Some couples separate usually because of a cliché alibi - irreconcilable differences. I find this term nonsense. Differences are not literally meant to be reconciled. If they’re reconciled, then they’re no longer different.

“I can’t stand another day living with you!” yells the husband.

“Neither am I,” the wife yells back. “I can’t believe I married someone like you!”

“Me too!” the husband shouts even louder. His face turns red. Veins puff out of his forehead. His eyes bulge like they were going to come out of its socket.

“I regret the day I met you,” the wife gives out a high pitched shriek.

“Yeah?” he lifts his bag and walks to the door.

“And where are you going Mr. Feeling Macho man…!”

“I can’t take this anymore Ms. Whoever you are!”

“Go to hell…!”

“Well, it’s over….”

The husband slams the door and left furious. The wife cries her heart out. I don’t want to be gender bias, but it’s the wife who easily cries. Tears are even considered a deadly weapon of women. Though with tears, she too feels in control seeing her husband’s exit. As his soon-to-be ex-husband’s back slowly fades in the thin air, so as her hope to have a better life grows clearer.

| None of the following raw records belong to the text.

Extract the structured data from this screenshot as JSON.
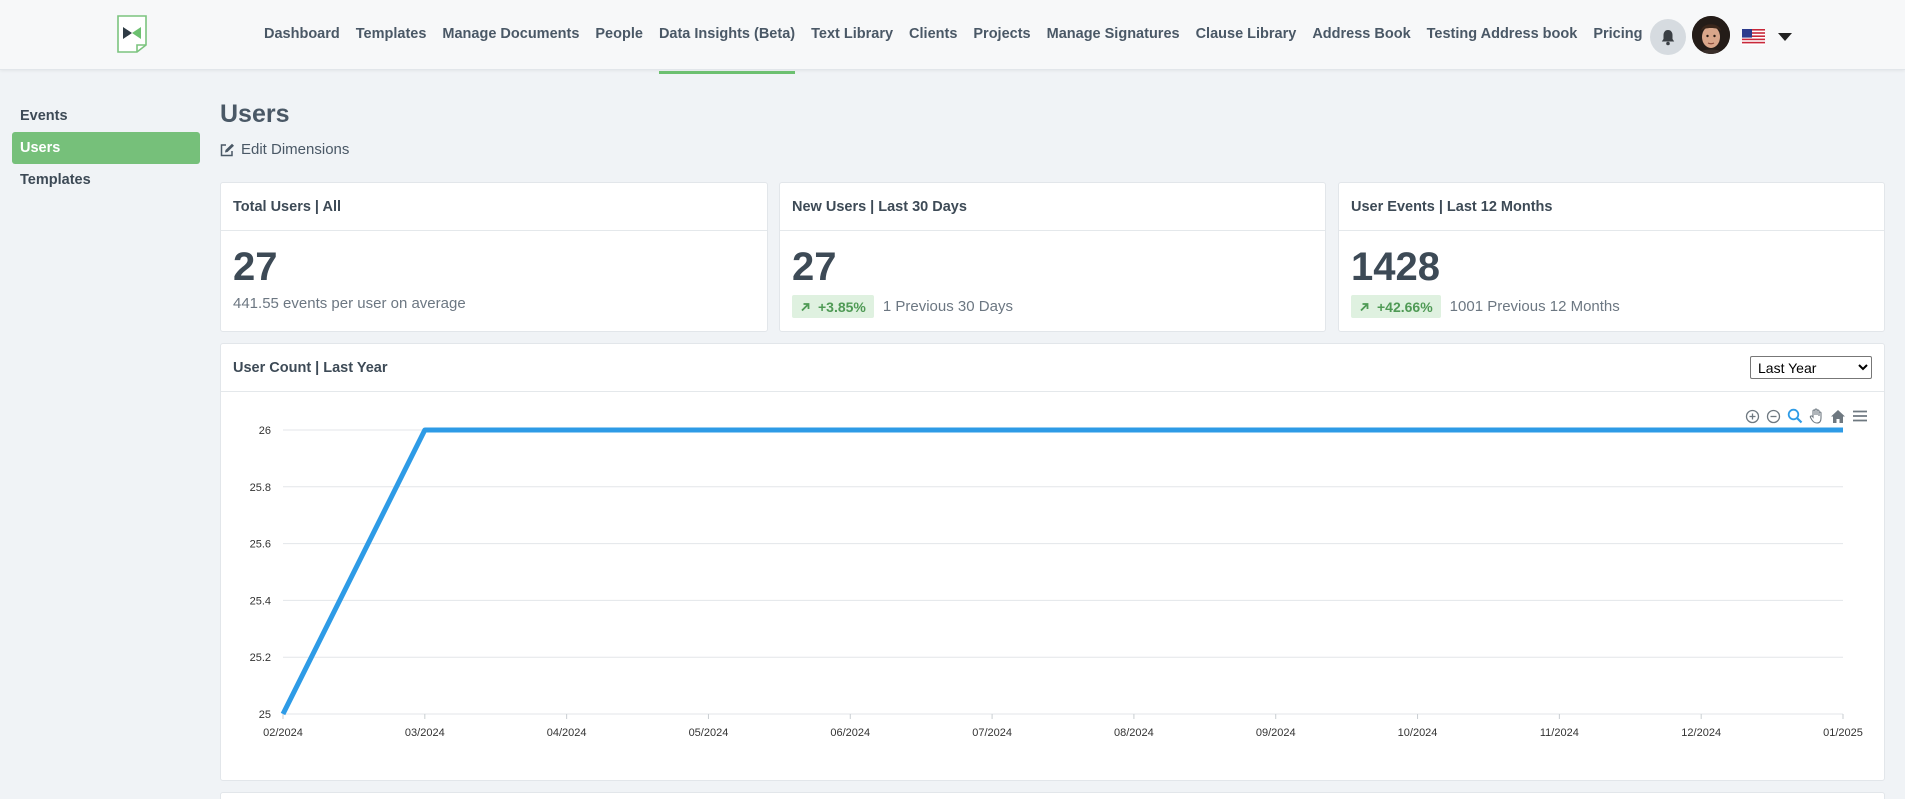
{
  "nav": {
    "items": [
      "Dashboard",
      "Templates",
      "Manage Documents",
      "People",
      "Data Insights (Beta)",
      "Text Library",
      "Clients",
      "Projects",
      "Manage Signatures",
      "Clause Library",
      "Address Book",
      "Testing Address book",
      "Pricing"
    ],
    "active": "Data Insights (Beta)"
  },
  "sidebar": {
    "items": [
      "Events",
      "Users",
      "Templates"
    ],
    "active": "Users"
  },
  "page": {
    "title": "Users",
    "edit_label": "Edit Dimensions"
  },
  "cards": [
    {
      "title": "Total Users | All",
      "value": "27",
      "sub": "441.55 events per user on average",
      "badge": ""
    },
    {
      "title": "New Users | Last 30 Days",
      "value": "27",
      "badge": "+3.85%",
      "sub": "1 Previous 30 Days"
    },
    {
      "title": "User Events | Last 12 Months",
      "value": "1428",
      "badge": "+42.66%",
      "sub": "1001 Previous 12 Months"
    }
  ],
  "chart_card": {
    "title": "User Count | Last Year",
    "select_value": "Last Year"
  },
  "chart_data": {
    "type": "line",
    "x": [
      "02/2024",
      "03/2024",
      "04/2024",
      "05/2024",
      "06/2024",
      "07/2024",
      "08/2024",
      "09/2024",
      "10/2024",
      "11/2024",
      "12/2024",
      "01/2025"
    ],
    "series": [
      {
        "values": [
          25,
          26,
          26,
          26,
          26,
          26,
          26,
          26,
          26,
          26,
          26,
          26
        ]
      }
    ],
    "yticks": [
      "25",
      "25.2",
      "25.4",
      "25.6",
      "25.8",
      "26"
    ],
    "ylim": [
      25,
      26
    ],
    "grid": true,
    "color": "#2e9be6"
  },
  "colors": {
    "accent": "#76c07a",
    "badge_bg": "#dff1e0",
    "badge_fg": "#4f9a55"
  }
}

And where are the children in the scene? Maybe, somewhere behind the door listening to their yelling…

Both feel devastated of the separation. But none of them takes the first step. Their pride brings them to part ways.

Parents who seek for divorce, separation or annulment are selfish! They only think of themselves. They only think of their personal feelings and welfare. Except for those who lift a hand on their wife and children, a father leaving his family is never acceptable (and vice versa).

Couples have issues over a lot of things. The most common ones include infidelity, sexual incapacity or dissatisfaction, and other clash of individual desires. That is part of their being a normal couple and parents. Avoiding these things by separating is a sign of irresponsibility as parents. Providing them with financial support isn’t enough. Being married and having children are not supposed to be always filled with bed-of-roses like what they have on the first few days of the honeymoon phase. They need to endure the trials and work on it. They need to focus not on changing each other, but on how they can live harmoniously despite their differences. They need to think of their children and not only themselves.

The children are the victims of parents’ separation. It may sound like a stereotypical view of family but family values remain the same, regardless of the modernized concept of it. Parents may say that the children will soon understand about the situation, which is true. But the effect of living in a “complicated situation” has its lasting effect on the children. Why do sound like I know about it? No one can understand by heart better than those who experience it himself.